According to a city website, encampments are defined as “a structure to live under, including but not limited to: mattresses, tarps, tents, camping setups.” And while New York City most certainly has a homeless population, the city has not experienced the vast homeless encampments like those seen in California and Oregon.

According to the 61-year-old mayor, it’s not illegal to sleep on the street, it’s just illegal to sleep on the street while simultaneously sheltering yourself from the elements where temperatures have been recorded as low as -15 degrees.

“We can’t stop an individual from sleeping on the street based on law, and we’re not going to violate that law,” Adams said. “But you can’t build a miniature house made out of cardboard on the streets. That’s inhumane.”

“I’m telling my city agencies to do an analysis block by block, district by district, identify where the encampments are, then execute a plan to give services to the people who are in the encampments, then to dismantle those encampments,” Adams said.

However, some people on social media were skeptical of the mayor’s plan.

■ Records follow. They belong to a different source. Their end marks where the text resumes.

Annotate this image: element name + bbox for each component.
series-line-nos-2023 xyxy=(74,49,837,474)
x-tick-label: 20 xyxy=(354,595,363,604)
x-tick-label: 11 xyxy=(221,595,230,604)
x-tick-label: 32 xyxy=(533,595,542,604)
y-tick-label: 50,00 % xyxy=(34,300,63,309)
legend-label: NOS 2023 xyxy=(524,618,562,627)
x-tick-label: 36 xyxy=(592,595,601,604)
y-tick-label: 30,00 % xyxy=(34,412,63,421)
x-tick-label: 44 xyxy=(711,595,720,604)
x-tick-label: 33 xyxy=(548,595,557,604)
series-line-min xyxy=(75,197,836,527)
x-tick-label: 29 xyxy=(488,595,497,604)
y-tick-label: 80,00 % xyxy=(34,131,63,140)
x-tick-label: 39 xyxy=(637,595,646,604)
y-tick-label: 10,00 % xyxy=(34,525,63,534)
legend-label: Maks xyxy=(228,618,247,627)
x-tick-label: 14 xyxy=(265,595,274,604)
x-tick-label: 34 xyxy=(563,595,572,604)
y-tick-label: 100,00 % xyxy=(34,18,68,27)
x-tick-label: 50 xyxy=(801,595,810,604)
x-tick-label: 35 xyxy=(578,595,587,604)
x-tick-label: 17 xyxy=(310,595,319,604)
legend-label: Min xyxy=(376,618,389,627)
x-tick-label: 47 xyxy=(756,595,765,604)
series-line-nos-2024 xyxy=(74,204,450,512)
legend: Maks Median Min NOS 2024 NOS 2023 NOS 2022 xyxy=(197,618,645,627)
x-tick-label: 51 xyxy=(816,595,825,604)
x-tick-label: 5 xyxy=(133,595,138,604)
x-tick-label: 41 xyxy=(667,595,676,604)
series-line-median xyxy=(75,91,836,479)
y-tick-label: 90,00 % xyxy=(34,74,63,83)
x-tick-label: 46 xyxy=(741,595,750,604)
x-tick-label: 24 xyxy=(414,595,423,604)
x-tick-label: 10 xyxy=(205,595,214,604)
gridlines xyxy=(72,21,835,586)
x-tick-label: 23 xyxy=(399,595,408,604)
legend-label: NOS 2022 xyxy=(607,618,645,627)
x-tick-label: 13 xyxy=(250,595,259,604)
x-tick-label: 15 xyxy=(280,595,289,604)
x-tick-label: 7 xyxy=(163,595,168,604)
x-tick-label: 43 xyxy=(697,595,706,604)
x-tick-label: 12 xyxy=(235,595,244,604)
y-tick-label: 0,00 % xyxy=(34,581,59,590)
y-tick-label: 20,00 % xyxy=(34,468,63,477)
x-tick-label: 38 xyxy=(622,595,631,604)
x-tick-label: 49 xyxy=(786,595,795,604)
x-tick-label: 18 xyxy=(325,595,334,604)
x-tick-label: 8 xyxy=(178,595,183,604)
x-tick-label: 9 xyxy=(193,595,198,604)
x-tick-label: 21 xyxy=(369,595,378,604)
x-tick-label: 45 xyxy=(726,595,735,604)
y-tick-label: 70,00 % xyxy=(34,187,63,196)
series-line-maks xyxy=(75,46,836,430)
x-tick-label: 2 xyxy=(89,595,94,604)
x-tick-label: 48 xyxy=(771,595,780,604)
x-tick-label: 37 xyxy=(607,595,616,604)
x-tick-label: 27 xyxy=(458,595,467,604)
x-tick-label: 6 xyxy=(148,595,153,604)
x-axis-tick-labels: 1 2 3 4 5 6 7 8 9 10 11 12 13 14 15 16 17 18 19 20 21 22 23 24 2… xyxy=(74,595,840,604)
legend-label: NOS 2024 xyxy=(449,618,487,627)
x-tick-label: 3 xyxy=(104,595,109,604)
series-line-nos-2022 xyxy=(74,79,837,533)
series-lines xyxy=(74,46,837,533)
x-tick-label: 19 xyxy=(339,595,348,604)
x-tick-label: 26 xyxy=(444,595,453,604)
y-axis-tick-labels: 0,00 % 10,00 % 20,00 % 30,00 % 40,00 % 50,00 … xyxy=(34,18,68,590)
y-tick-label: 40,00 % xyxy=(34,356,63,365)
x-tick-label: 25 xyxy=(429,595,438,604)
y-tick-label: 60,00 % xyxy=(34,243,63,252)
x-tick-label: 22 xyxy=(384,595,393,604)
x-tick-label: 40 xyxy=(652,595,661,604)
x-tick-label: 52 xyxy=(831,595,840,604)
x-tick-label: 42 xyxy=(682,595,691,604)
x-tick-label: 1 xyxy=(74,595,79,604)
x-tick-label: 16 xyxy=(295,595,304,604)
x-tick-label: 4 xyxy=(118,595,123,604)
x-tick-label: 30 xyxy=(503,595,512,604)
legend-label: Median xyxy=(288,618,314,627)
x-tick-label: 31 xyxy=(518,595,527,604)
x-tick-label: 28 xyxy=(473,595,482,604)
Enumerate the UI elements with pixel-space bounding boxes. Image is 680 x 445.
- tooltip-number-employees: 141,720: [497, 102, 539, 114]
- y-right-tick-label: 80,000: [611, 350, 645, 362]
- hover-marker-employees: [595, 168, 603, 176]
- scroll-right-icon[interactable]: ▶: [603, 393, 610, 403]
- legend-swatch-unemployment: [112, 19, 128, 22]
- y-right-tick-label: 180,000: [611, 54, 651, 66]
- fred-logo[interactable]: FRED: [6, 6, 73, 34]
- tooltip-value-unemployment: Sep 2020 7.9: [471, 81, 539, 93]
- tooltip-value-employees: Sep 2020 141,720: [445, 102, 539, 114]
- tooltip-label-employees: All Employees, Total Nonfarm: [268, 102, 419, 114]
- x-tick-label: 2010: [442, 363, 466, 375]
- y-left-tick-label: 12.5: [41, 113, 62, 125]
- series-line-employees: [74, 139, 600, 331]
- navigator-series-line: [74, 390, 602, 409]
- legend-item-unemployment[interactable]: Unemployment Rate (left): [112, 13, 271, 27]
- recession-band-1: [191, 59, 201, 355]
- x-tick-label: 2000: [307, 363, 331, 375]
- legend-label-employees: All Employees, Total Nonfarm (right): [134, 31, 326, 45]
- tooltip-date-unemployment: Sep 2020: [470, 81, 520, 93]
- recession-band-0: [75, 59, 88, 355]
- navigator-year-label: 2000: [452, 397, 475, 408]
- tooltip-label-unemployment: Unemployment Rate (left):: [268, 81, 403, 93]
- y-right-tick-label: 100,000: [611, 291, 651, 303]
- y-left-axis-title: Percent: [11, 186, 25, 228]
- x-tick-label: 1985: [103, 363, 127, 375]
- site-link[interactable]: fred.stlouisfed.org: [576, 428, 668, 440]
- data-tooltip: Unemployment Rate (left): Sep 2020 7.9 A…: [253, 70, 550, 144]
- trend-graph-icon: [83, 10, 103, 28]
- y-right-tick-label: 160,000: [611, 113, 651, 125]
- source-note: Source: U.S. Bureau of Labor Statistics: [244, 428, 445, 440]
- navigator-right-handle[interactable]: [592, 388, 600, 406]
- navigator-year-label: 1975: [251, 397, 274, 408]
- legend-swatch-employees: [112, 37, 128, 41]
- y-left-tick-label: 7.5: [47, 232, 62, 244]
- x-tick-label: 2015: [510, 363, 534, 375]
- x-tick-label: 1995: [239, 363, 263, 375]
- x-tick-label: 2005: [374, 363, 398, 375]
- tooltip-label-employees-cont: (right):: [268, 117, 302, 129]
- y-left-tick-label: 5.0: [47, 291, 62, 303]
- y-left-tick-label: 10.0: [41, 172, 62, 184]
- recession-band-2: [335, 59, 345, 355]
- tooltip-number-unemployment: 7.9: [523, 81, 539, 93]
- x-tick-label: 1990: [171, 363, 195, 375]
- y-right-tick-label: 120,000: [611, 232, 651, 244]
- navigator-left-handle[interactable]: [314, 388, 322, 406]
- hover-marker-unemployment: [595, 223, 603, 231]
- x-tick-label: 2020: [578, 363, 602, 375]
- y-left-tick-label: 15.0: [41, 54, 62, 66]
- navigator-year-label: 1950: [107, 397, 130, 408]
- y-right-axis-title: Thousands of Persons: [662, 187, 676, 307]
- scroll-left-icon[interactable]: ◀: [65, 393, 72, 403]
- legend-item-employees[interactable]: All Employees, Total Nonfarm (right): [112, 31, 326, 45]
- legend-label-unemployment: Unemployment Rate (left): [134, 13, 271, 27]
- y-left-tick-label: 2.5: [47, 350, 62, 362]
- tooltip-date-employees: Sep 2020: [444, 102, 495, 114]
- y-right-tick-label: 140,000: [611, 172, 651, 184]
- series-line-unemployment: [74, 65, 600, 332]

Last month Adams announced a “Subway Safety Plan” to deal with the homeless population inhabiting the subway on the heels of six subway stabbings in one weekend.

“It is cruel and inhumane to allow unhoused people to live on the subway, and unfair to paying passengers and transit workers who deserve a clean, orderly, and safe environment,” Adams proclaimed in a statement. “The days of turning a blind eye to this growing problem are over.”

Adams explained at the time that while the “vast majority” of the homeless population is not dangerous, he didn’t want “fear to become reality.”

Just tell that to the six subway stabbing victims last month.

“We are not going to live in fear and frustration,” Adams said last month according to The Hill. “We have to dam every river if we are going to address this issue.”